Heloisa Bolsonaro, esposa do deputado federal Eduardo Bolsonaro (PL-SP), fez duras críticas nesta sexta-feira à disputa interna que se instalou na direita em torno da escolha do nome para disputar a Presidência da República em 2026. A nora do ex-presidente Jair Bolsonaro também reclamou das “intrigas entre familiares e aliados”, em publicação feita nas redes sociais, destacando o clima de tensão que se formou no campo bolsonarista. Em seu comentário, ela afirmou: “As pessoas discutindo entre si como se estivessem vivendo em uma democracia, em um país que respeitasse processo eleitoral”, direcionando críticas também ao Supremo Tribunal Federal (STF).
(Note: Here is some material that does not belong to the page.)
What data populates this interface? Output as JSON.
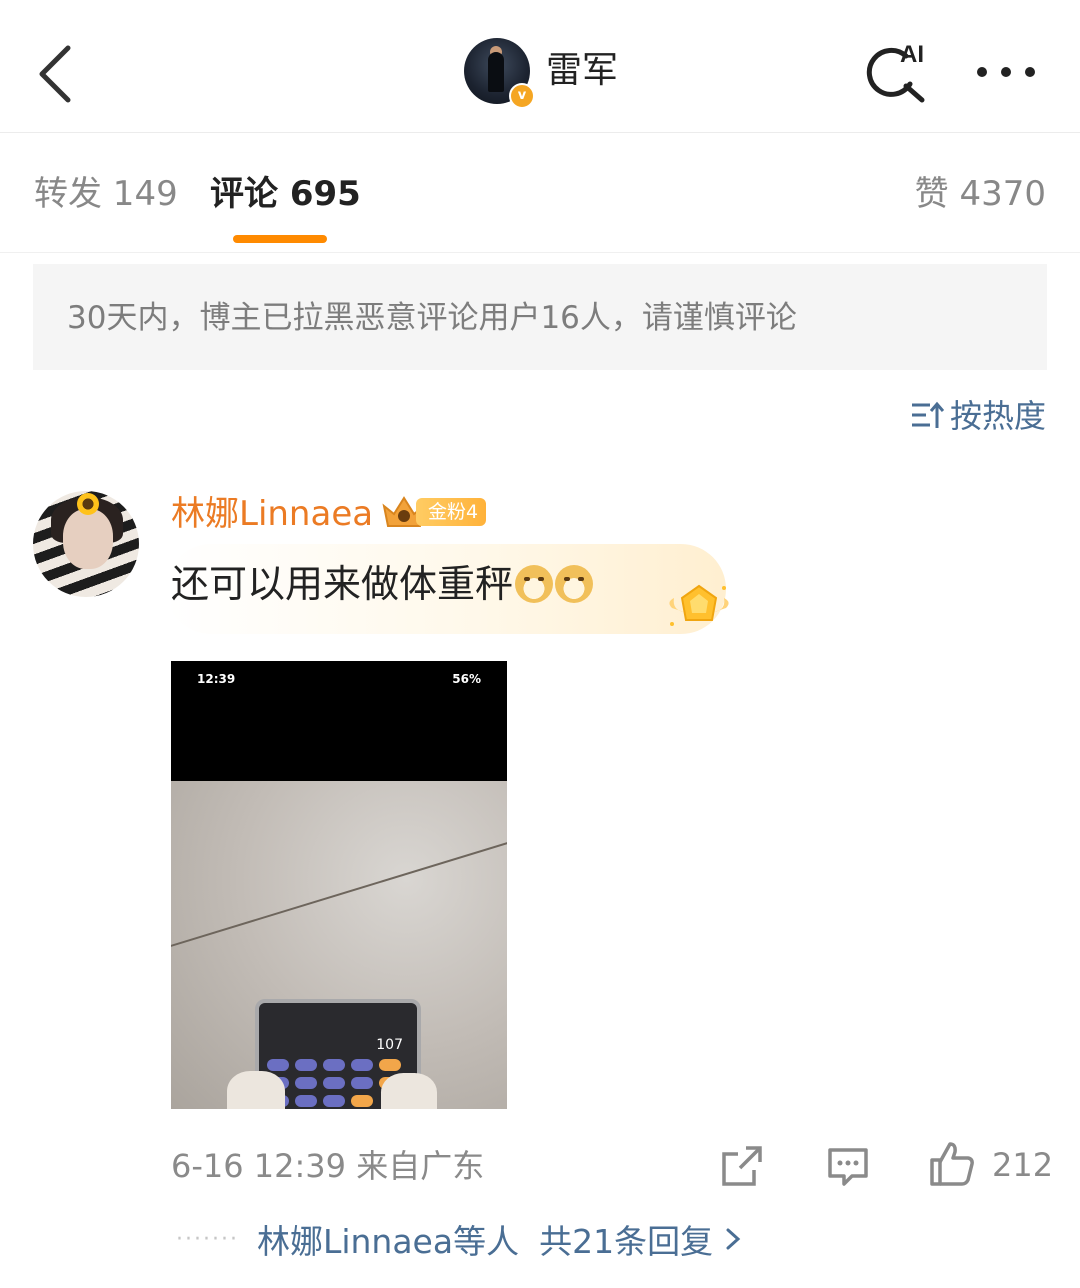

As declarações de Heloisa ocorreram no mesmo dia em que o senador Flávio Bolsonaro (PL-RJ) assumiu publicamente a condição de pré-candidato à Presidência em 2026. Ele divulgou uma mensagem afirmando ter sido escolhido por Jair Bolsonaro para liderar o projeto político do grupo, reforçando que recebeu a missão diretamente do pai. A revelação foi feita após Flávio relatar a aliados, ao longo da semana, que Bolsonaro o convocou para disputar o Planalto. A definição teria ocorrido durante visita ao ex-presidente, que segue preso na Superintendência da Polícia Federal em Brasília.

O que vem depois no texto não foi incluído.